On Naruto, And Getting Into It Via Gaming

September 5, 2019

Written by Jamie Galea

Chances are if you speak to someone around my age, they’ll have…opinions on Naruto. With the manga and anime done, and continuing in spinoff and crossover forms, what better time than now to get into it for the first time?

I’m not even kidding when I say this. Naruto was something I never got into when it was popular, somehow passing me by. I don’t know if it not being on free to air TV helped (which was how I got into Dragonball & One Piece) or just not really caring about anime at the time,  but it completely passed me by. Everything I know about the series and where it goes through has been picked up via osmosis, and it’s been enough that I made a decision to actually see what the hell this story is all about.

Which is why I decided to take the punt on buying the four Naruto: Ultimate Ninja Storm games as a means to check it out and see what I missed.

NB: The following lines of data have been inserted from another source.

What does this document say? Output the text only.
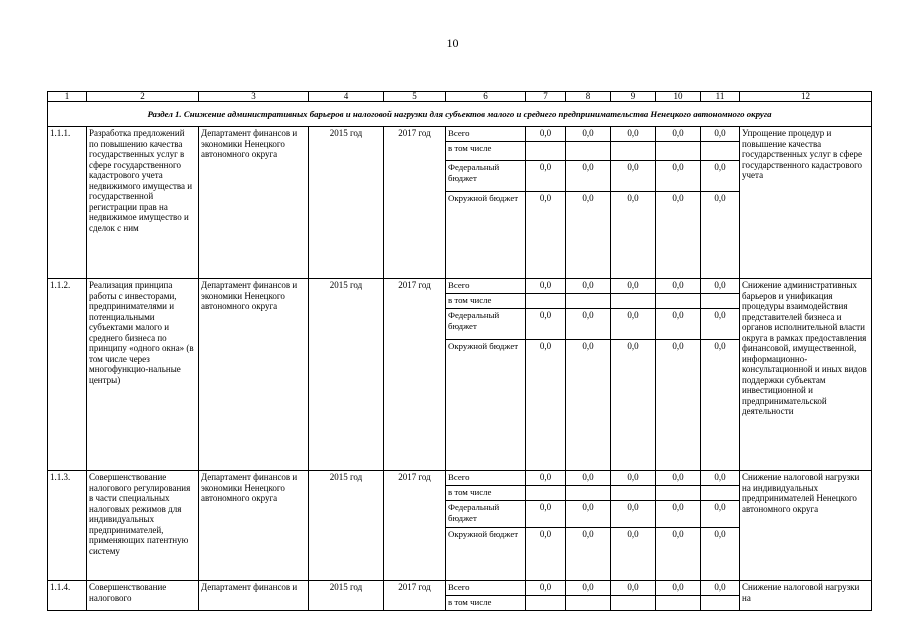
10
1	2	3	4	5	6	7	8	9	10	11	12
Раздел 1. Снижение административных барьеров и налоговой нагрузки для субъектов малого и среднего предпринимательства Ненецкого автономного округа											
1.1.1.	Разработка предложений по повышению качества государственных услуг в сфере государственного кадастрового учета недвижимого имущества и государственной регистрации прав на недвижимое имущество и сделок с ним	Департамент финансов и экономики Ненецкого автономного округа	2015 год	2017 год	Всего	0,0	0,0	0,0	0,0	0,0	Упрощение процедур и повышение качества государственных услуг в сфере государственного кадастрового учета
					в том числе						
					Федеральный бюджет	0,0	0,0	0,0	0,0	0,0	
					Окружной бюджет	0,0	0,0	0,0	0,0	0,0	
1.1.2.	Реализация принципа работы с инвесторами, предпринимателями и потенциальными субъектами малого и среднего бизнеса по принципу «одного окна» (в том числе через многофункцио-нальные центры)	Департамент финансов и экономики Ненецкого автономного округа	2015 год	2017 год	Всего	0,0	0,0	0,0	0,0	0,0	Снижение административных барьеров и унификация процедуры взаимодействия представителей бизнеса и органов исполнительной власти округа в рамках предоставления финансовой, имущественной, информационно-консультационной и иных видов поддержки субъектам инвестиционной и предпринимательской деятельности
					в том числе						
					Федеральный бюджет	0,0	0,0	0,0	0,0	0,0	
					Окружной бюджет	0,0	0,0	0,0	0,0	0,0	
1.1.3.	Совершенствование налогового регулирования в части специальных налоговых режимов для индивидуальных предпринимателей, применяющих патентную систему	Департамент финансов и экономики Ненецкого автономного округа	2015 год	2017 год	Всего	0,0	0,0	0,0	0,0	0,0	Снижение налоговой нагрузки на индивидуальных предпринимателей Ненецкого автономного округа
					в том числе						
					Федеральный бюджет	0,0	0,0	0,0	0,0	0,0	
					Окружной бюджет	0,0	0,0	0,0	0,0	0,0	
1.1.4.	Совершенствование налогового	Департамент финансов и	2015 год	2017 год	Всего	0,0	0,0	0,0	0,0	0,0	Снижение налоговой нагрузки на
					в том числе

Aside from wanting to check out more of developer CyberConnect2’s catalogue, it was something that’s been recommended by a bunch of friends who’ve gone through the entire story.

And yet playing the first game is questioning my quest to discover more about this.

Not that it’s necessarily a bad game. I’m keeping my expectations for a 10 year old game pretty reasonable, but it’s not a particularly welcoming adaptation for newer fans. The game expects you to have actually read or seen the source material to understand or really appreciate what CC2 are attempting to do.

Character introductions and motivations or story details are either explained in a sentence or not mentioned at all, and it’s incredibly frustrating. It’s giving you the gist, which is handy if you’re knowledgeable about the story, so you don’t have to slog through any parts that are endlessly recreated.  If you’re like me though? It’s almost enough to completely stop playing.

It’s the opposite problem to virtually every Dragonball game, which will go out of its way to retell the exact same story in every single adaptation. There’s only so many times you can fight Raditz and see Goku die before you yearn for something, nay, anything else.

Yet despite all this, I’m enjoying my time enough with the game. It’s an arena fighter the way every anime/manga tends to be nowadays, and it works well enough. But the real winner here is the world – the setting of the Hidden Leaf Village, where most of the action takes place, is kinda really appealing to me.

Most of the story mode in that first game is running around doing tasks, and while it’s a small environment, the look is striking enough. It being set in a (mostly) contemporary city is kind of appealing to me, and it’s striking enough. It’s also still so great when CC2 go all out with cutscenes, you can tell there’s people there who love the source material enough to put their passion into it.

There is one other thing that Ultimate Ninja Storm got me to do. After being so frustrated with only being given the gist of the story and not being the replacement for the source material that I was expecting it to be, I decided to start reading the manga. I’ve only just started, but I’m enjoying my time with it enough that I want to see it through, same with the Ultimate Ninja Storm series. I’m very interested to see how the games adapt the source material, where the story goes from here, and how both can work in concert to make the story worth going through.